Merrill paused. “No,” she said. “No, I'm starting to think I don't.”
They were quiet for a minute. When she spoke again, her voice faltered. “They think Dad knew. Or that he was involved, somehow, in all of this.”
“I think they'll try to say that, yes. They'll say that about me, too.”
“Do you think he knew? Dad, I mean. Alain probably had to.”
“No, I don't.” Paul said. He was momentarily grateful that he could answer that question honestly.
He had thought about it, of course. Carter and Morty had been so close, and worked together for so many years, that part of him said,
How could he not know?
But Paul knew Carter. He had spent his life providing for his family. The scheme Morty had been running was so incalculably perilous that no rational investor would undertake it. The risk simply outweighed the return. Why would Carter spend a lifetime building on such foundationless ground? It didn't make any sense.
“Your dad's a salesman, Merrill. He hasn't been involved with the investment side of the business for a long time. It was Alain who should have seen it. To be frank, I think Alain had to have seen it. The only thing your dad's guilty of is placing his trust in the wrong people.”
“He doesn't have it in him. Did you tell them that? Dad's so ethical. He works now because he enjoys it, not because he has to. He'd never get involved in something like that.”
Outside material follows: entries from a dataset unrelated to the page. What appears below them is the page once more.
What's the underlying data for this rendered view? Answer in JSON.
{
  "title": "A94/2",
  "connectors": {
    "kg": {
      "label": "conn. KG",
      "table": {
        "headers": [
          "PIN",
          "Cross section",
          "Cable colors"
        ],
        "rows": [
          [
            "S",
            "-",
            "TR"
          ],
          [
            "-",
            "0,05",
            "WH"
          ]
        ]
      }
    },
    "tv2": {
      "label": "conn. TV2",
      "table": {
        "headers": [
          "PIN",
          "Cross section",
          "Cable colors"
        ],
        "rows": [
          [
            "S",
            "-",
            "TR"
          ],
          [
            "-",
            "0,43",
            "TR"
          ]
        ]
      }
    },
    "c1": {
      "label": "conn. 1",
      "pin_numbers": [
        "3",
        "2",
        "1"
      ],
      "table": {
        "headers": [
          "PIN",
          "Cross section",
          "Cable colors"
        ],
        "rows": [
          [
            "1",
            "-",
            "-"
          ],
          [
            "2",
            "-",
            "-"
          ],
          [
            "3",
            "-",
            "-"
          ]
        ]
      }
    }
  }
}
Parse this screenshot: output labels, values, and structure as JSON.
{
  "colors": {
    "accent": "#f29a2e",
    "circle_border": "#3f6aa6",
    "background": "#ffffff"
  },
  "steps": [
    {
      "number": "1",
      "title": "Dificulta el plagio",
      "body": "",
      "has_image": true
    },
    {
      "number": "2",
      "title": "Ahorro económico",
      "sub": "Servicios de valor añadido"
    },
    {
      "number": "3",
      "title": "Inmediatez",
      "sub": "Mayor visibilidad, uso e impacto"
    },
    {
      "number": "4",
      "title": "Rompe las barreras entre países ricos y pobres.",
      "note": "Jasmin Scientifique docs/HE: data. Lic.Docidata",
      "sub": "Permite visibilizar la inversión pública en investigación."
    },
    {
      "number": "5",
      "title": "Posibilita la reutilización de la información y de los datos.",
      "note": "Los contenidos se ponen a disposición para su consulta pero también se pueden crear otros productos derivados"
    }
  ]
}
“I know. But it's possible they won't see it that way. Or maybe it doesn't matter. The fact is that if there was any kind of misconduct at RCM, Delphic should have seen it. That's our duty to our clients. If it's a Ponzi scheme, we're talking millions of dollars that we've lost, of other people's money.” As he said it, Paul's jaw clenched reflexively. “Hundreds of millions. Fuck.”
“And if you cooperate with them, what happens then?” Merrill's jaw was set at a hard angle. She was asking a question, he knew, not condoning an option.
“I'm not sure. I think it means I bring them internal filesâmemos, e-mails, voice mails. That sort of thing. To help them build the case against RCM, but also against Alain and other members of the Delphic team, for diligence failure.” Paul paused, momentarily weighing how she would respond to the concept of a wire. No good would come of telling her, he decided. He wasn't supposed to, anyway. Levin had warned him against it; Merrill might tell her father in an effort to protect him.
It was the part of the deal with which Paul was most uncomfortable. Turning over e-mails and documents was passive cooperation. But wearing a wire felt like an act of disloyalty. There was something insidious about it, like an inside job at a bank robbery. Paul wasn't sure he had it in him, even with someone like Alain, who, he was certain, had betrayed the rest of the firm. There was also the alarming possibility that someone other than Alain could be drawn into this unwittingly. An offhand comment on tape, taken out of context, could be deadly. “If they have nothing to hide, they have nothing to hide,” Levin said. But they both knew it was more complicated than that.